New and Notable from Special Collections and University Archives:

New Acquisitions, Events, and Highlights from Our Collections

May 22, 2003

Don Freeman Collection

Veteran award-winning journalist Don Freeman has donated his collection of newspaper columns spanning approximately fifty years. Freeman originally hails from Winnipeg, Manitoba, Canada but spent much of his early years in the Chicago area. He earned his bachelor's degree from Northwestern University's Medill School of Journalism in Evanston, Illinois. Before choosing San Diego as his home, Freeman served as a sports staff writer for the Chicago Tribune. He joined the staff of the San Diego Union, where he reviewed plays and launched its first jazz column. For more than 35 years, he was the Union's television editor and columnist.
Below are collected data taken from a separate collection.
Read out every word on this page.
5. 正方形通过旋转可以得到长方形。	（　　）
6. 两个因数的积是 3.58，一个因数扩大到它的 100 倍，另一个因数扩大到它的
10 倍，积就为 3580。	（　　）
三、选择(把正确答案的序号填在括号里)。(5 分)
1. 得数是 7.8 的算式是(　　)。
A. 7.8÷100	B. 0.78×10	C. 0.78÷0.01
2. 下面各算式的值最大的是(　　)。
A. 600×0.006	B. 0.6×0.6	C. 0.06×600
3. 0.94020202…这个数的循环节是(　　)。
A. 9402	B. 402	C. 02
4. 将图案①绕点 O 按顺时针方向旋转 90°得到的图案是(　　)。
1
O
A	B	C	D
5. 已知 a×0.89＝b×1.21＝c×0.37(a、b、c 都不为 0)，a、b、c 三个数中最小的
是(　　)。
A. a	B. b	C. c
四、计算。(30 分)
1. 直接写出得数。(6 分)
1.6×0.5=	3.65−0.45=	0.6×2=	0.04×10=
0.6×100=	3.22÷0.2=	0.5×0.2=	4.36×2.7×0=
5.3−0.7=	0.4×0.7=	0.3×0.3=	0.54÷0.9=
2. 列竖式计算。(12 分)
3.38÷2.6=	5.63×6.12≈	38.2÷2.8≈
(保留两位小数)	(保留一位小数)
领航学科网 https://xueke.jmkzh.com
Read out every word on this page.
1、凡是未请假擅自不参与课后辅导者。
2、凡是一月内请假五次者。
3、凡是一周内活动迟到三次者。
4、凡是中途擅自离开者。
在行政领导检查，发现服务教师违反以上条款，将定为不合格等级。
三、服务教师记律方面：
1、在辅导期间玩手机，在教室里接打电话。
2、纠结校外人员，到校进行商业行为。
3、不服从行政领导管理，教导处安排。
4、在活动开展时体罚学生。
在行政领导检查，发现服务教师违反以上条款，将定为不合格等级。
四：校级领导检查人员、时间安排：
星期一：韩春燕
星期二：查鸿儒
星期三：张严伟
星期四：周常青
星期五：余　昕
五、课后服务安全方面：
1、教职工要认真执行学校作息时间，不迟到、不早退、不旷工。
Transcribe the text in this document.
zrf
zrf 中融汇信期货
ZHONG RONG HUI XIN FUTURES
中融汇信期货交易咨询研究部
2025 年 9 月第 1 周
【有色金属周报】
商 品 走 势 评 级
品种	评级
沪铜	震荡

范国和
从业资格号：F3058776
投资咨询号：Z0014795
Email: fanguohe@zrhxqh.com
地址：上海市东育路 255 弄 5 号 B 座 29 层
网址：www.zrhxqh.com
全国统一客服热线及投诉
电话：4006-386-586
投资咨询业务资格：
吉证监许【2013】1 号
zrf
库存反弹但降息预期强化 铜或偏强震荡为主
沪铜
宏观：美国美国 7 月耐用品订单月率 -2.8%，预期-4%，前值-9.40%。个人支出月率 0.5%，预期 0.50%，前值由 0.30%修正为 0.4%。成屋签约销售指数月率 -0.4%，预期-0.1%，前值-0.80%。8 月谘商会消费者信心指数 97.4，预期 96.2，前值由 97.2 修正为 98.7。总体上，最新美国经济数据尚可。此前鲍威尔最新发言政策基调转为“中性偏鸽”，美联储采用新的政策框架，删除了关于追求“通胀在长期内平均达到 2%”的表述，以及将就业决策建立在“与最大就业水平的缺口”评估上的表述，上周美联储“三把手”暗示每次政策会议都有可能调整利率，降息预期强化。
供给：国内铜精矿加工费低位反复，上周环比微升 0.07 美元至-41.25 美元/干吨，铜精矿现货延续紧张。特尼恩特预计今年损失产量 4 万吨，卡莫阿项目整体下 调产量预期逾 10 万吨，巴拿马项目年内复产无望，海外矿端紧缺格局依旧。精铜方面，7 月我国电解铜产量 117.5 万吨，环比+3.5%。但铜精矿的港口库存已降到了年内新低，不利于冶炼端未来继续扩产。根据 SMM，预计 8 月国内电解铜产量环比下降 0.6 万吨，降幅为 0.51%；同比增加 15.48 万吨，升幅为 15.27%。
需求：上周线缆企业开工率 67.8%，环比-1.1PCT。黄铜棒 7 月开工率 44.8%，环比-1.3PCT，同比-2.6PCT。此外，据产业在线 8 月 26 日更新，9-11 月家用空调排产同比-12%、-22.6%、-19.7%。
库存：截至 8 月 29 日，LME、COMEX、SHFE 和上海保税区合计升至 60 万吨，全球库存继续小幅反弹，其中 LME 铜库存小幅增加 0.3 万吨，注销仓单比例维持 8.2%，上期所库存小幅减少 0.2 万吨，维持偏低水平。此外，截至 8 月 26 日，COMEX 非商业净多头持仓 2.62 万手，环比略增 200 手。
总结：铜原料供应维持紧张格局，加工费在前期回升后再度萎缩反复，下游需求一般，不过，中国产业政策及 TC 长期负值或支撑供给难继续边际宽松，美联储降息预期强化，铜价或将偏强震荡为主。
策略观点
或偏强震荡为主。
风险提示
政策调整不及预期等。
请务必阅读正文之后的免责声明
Since 1992, when the San Diego Union merged with the San Diego Tribune, Freeman has been the paper's critic-at-large columnist. Freeman has received two San Diego Press Club awards and was designated that organization's print Headliner of the Year in 1998. His collection also includes a tape-recorded interview with Freeman, along with its transcript, conducted by Special Collections staff. Freeman reflects on his entrance into the field of journalism; his discovery of the writer who would become his idol, Ring Lardner; and his experiences interviewing many celebrities over the years, such as singers Frank Sinatra and Bing Crosby, actresses Marlene Dietrich and Donna Reed, and baseball legend Ted Williams. Researchers of journalism and rhetoric, as well as those interested in sports and entertainment history, will find this collection particularly appealing.